In 1914, at the outbreak of the First World War, Spiksley was managing in Nuremberg. A decree was issued to arrest and imprison any foreigners aged between 17 and 45.
Then aged 44, Spiksley and his son, Fred Jr., were locked up. They were beaten and fed on a diet of blackened bread and water.
His wife Ellen was able to secure their release with the assistance of Spiksley's club and the American consul, but they still had to escape Germany to neutral Switzerland, with the added complication that he would be enlisted to fight if decreed fit back home.
The injury to his right knee had ended his playing career, but here it came to his rescue.
When examined, the otherwise fit and healthy Spiksley was able to dislocate the knee (thanks to an early rise that morning and two hours of applying boiling hot water to the joint), leaving him unable to run and, in the eyes of the doctor, unfit for service.
He and his family were able to return to England and he spent the remainder of the war working as a munitions inspector in Sheffield before resuming his coaching career.
Spiksley's final coaching role was working with the students at King Edward VII School in Sheffield, the most successful season of which came in 1933-34 and saw the first XI win all 20 of their fixtures, scoring 181 goals in the process.
Such was the achievement that the Ardath Tobacco Company included King Edward's school team in their football cigarette photograph collection in 1935-36 alongside top professional sides of the time.
Spiksley (left) with the Nuremberg team
But his first and enduring love was the racecourse.
There were some successes with gambling - his family recall him ironing the creases out of a wad of £5 notes he had won at the races and carried back to his home in a suitcase. But the losses were more frequent and often destructive, leading to heavy debts, court appearances and, in 1909, bankruptcy.
There was also a costly divorce from Ellen to deal with later in his life, the reason for which was recorded as his adultery.
"There are plenty of traits of Fred's that were not attractive. He was a gambler and I also suspect his relationship with his first wife was not perfect," says Metcalf.
"In a way, this also must have impacted on how he played on the pitch. He was an outsider. He wasn't necessarily a team player. He didn't live in Sheffield, he continued to live in Gainsborough so maybe wasn't part of that team ethic."
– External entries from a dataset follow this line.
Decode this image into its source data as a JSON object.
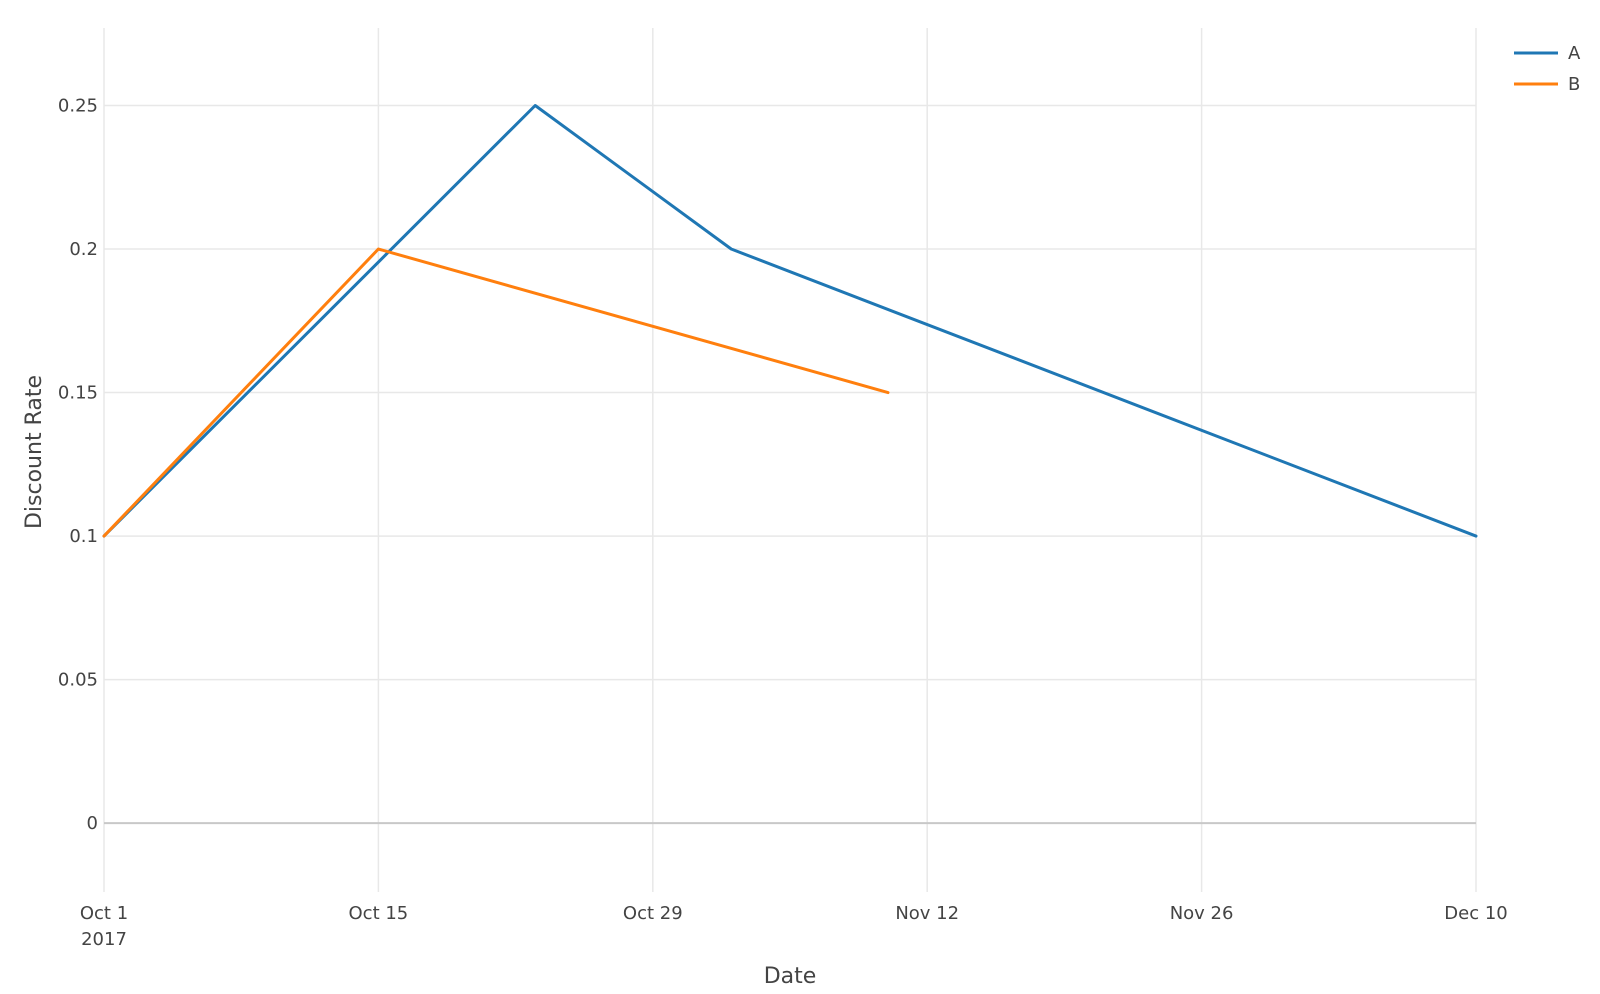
{
  "chart_data": {
    "type": "line",
    "title": "",
    "xlabel": "Date",
    "ylabel": "Discount Rate",
    "x_axis": {
      "ticks": [
        {
          "date": "2017-10-01",
          "label": "Oct 1",
          "sublabel": "2017"
        },
        {
          "date": "2017-10-15",
          "label": "Oct 15"
        },
        {
          "date": "2017-10-29",
          "label": "Oct 29"
        },
        {
          "date": "2017-11-12",
          "label": "Nov 12"
        },
        {
          "date": "2017-11-26",
          "label": "Nov 26"
        },
        {
          "date": "2017-12-10",
          "label": "Dec 10"
        }
      ],
      "range": [
        "2017-10-01",
        "2017-12-10"
      ]
    },
    "y_axis": {
      "ticks": [
        {
          "value": 0,
          "label": "0"
        },
        {
          "value": 0.05,
          "label": "0.05"
        },
        {
          "value": 0.1,
          "label": "0.1"
        },
        {
          "value": 0.15,
          "label": "0.15"
        },
        {
          "value": 0.2,
          "label": "0.2"
        },
        {
          "value": 0.25,
          "label": "0.25"
        }
      ],
      "ylim": [
        -0.024,
        0.277
      ]
    },
    "grid": true,
    "legend_position": "top-right",
    "series": [
      {
        "name": "A",
        "color": "#1f77b4",
        "x": [
          "2017-10-01",
          "2017-10-23",
          "2017-11-02",
          "2017-12-10"
        ],
        "y": [
          0.1,
          0.25,
          0.2,
          0.1
        ]
      },
      {
        "name": "B",
        "color": "#ff7f0e",
        "x": [
          "2017-10-01",
          "2017-10-15",
          "2017-11-10"
        ],
        "y": [
          0.1,
          0.2,
          0.15
        ]
      }
    ]
  }
}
Spiksley's remarkable life saw him shine as one of the finest footballers of his generation and make the unusual leap to the stage before enjoying great success as a coach, despite global conflict and his reputation as a hard gambler and womaniser.
The circumstances of its end were darkly fitting. In 1948, at the age of 78, he collapsed and died from a heart attack on Ladies Day at Goodwood.
Clasped in his hand was an unclaimed winning ticket.